Uma das alunas que se destacou no Prêmio Capes de Tese 2020, Anahí Guedes de Mello, defendeu a tese Olhar, (não) ouvir, escrever: uma autoetnografia ciborgue, no Programa de Pós-Graduação em Antropologia Social. A antropóloga e pesquisadora é surda desde a infância e identifica-se como ativista, feminista, lésbica. É referência nos Estudos Críticos da Deficiência na América Latina, e seus principais aportes apontam à necessidade de reconhecer o capacitismo como categoria interseccional que frequentemente gera violências dirigidas às pessoas com deficiência. Em uma entrevista publicada em agosto, Anahí aponta que “uma possível explicação para as disparidades educacionais encontradas na população com deficiência deve-se à precariedade do atendimento a essas pessoas desde as primeiras fases da educação, além da falta de informação e capacitação dos diretores, professores e demais funcionários das escolas, o que reflete, por conseguinte, no fato de que as políticas públicas de inclusão nas escolas costumam atacar as consequências e não as causas”.

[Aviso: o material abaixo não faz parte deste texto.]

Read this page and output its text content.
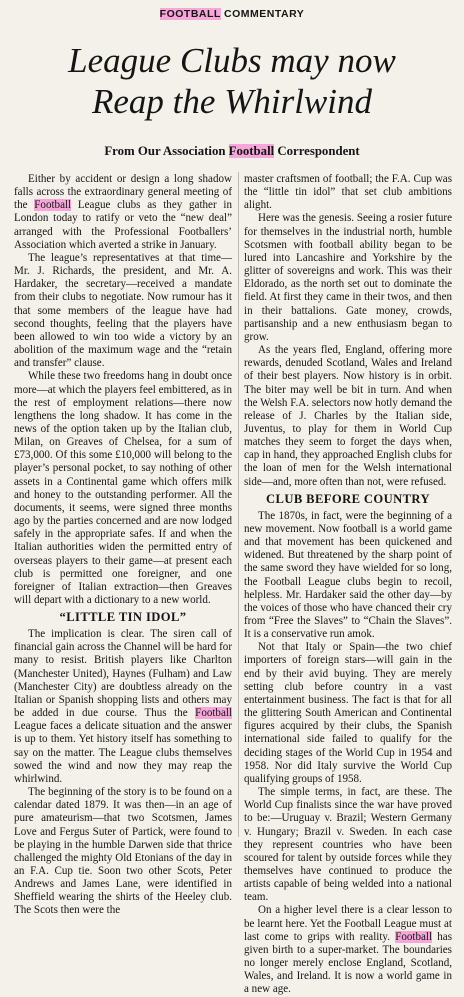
FOOTBALL COMMENTARY
League Clubs may now
Reap the Whirlwind
From Our Association Football Correspondent

Either by accident or design a long shadow falls across the extraordinary general meeting of the Football League clubs as they gather in London today to ratify or veto the “new deal” arranged with the Professional Footballers’ Association which averted a strike in January.

The league’s representatives at that time—Mr. J. Richards, the president, and Mr. A. Hardaker, the secretary—received a mandate from their clubs to negotiate. Now rumour has it that some members of the league have had second thoughts, feeling that the players have been allowed to win too wide a victory by an abolition of the maximum wage and the “retain and transfer” clause.

While these two freedoms hang in doubt once more—at which the players feel embittered, as in the rest of employment relations—there now lengthens the long shadow. It has come in the news of the option taken up by the Italian club, Milan, on Greaves of Chelsea, for a sum of £73,000. Of this some £10,000 will belong to the player’s personal pocket, to say nothing of other assets in a Continental game which offers milk and honey to the outstanding performer. All the documents, it seems, were signed three months ago by the parties concerned and are now lodged safely in the appropriate safes. If and when the Italian authorities widen the permitted entry of overseas players to their game—at present each club is permitted one foreigner, and one foreigner of Italian extraction—then Greaves will depart with a dictionary to a new world.

“LITTLE TIN IDOL”

The implication is clear. The siren call of financial gain across the Channel will be hard for many to resist. British players like Charlton (Manchester United), Haynes (Fulham) and Law (Manchester City) are doubtless already on the Italian or Spanish shopping lists and others may be added in due course. Thus the Football League faces a delicate situation and the answer is up to them. Yet history itself has something to say on the matter. The League clubs themselves sowed the wind and now they may reap the whirlwind.

The beginning of the story is to be found on a calendar dated 1879. It was then—in an age of pure amateurism—that two Scotsmen, James Love and Fergus Suter of Partick, were found to be playing in the humble Darwen side that thrice challenged the mighty Old Etonians of the day in an F.A. Cup tie. Soon two other Scots, Peter Andrews and James Lane, were identified in Sheffield wearing the shirts of the Heeley club. The Scots then were the

master craftsmen of football; the F.A. Cup was the “little tin idol” that set club ambitions alight.

Here was the genesis. Seeing a rosier future for themselves in the industrial north, humble Scotsmen with football ability began to be lured into Lancashire and Yorkshire by the glitter of sovereigns and work. This was their Eldorado, as the north set out to dominate the field. At first they came in their twos, and then in their battalions. Gate money, crowds, partisanship and a new enthusiasm began to grow.

As the years fled, England, offering more rewards, denuded Scotland, Wales and Ireland of their best players. Now history is in orbit. The biter may well be bit in turn. And when the Welsh F.A. selectors now hotly demand the release of J. Charles by the Italian side, Juventus, to play for them in World Cup matches they seem to forget the days when, cap in hand, they approached English clubs for the loan of men for the Welsh international side—and, more often than not, were refused.

CLUB BEFORE COUNTRY

The 1870s, in fact, were the beginning of a new movement. Now football is a world game and that movement has been quickened and widened. But threatened by the sharp point of the same sword they have wielded for so long, the Football League clubs begin to recoil, helpless. Mr. Hardaker said the other day—by the voices of those who have chanced their cry from “Free the Slaves” to “Chain the Slaves”. It is a conservative run amok.

Not that Italy or Spain—the two chief importers of foreign stars—will gain in the end by their avid buying. They are merely setting club before country in a vast entertainment business. The fact is that for all the glittering South American and Continental figures acquired by their clubs, the Spanish international side failed to qualify for the deciding stages of the World Cup in 1954 and 1958. Nor did Italy survive the World Cup qualifying groups of 1958.

The simple terms, in fact, are these. The World Cup finalists since the war have proved to be:—Uruguay v. Brazil; Western Germany v. Hungary; Brazil v. Sweden. In each case they represent countries who have been scoured for talent by outside forces while they themselves have continued to produce the artists capable of being welded into a national team.

On a higher level there is a clear lesson to be learnt here. Yet the Football League must at last come to grips with reality. Football has given birth to a super-market. The boundaries no longer merely enclose England, Scotland, Wales, and Ireland. It is now a world game in a new age.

“A acessibilidade do espaço físico e às comunicações, bem como as condições didático-pedagógico-tecnológicas oferecidas pela escola, igualmente podem influenciar decisivamente no desempenho escolar dos alunos com deficiência”, explica. Na pós-graduação não é diferente. “Em todos os níveis de ensino deve ser garantido o acesso. O meu programa, PPGAS, já chegou a ter uma comissão interna de acessibilidade quando eu estava no mestrado, quando as ofertas da CAE [Coordenadoria de Acessibilidade Educacional] não eram suficientes no meu caso. Diria que não exatamente dificultavam meus estudos porque eu conseguia contornar por esforço próprio, mas com certeza facilita muito mais se tiver à disposição serviços de acessibilidade”, pontua Anahí.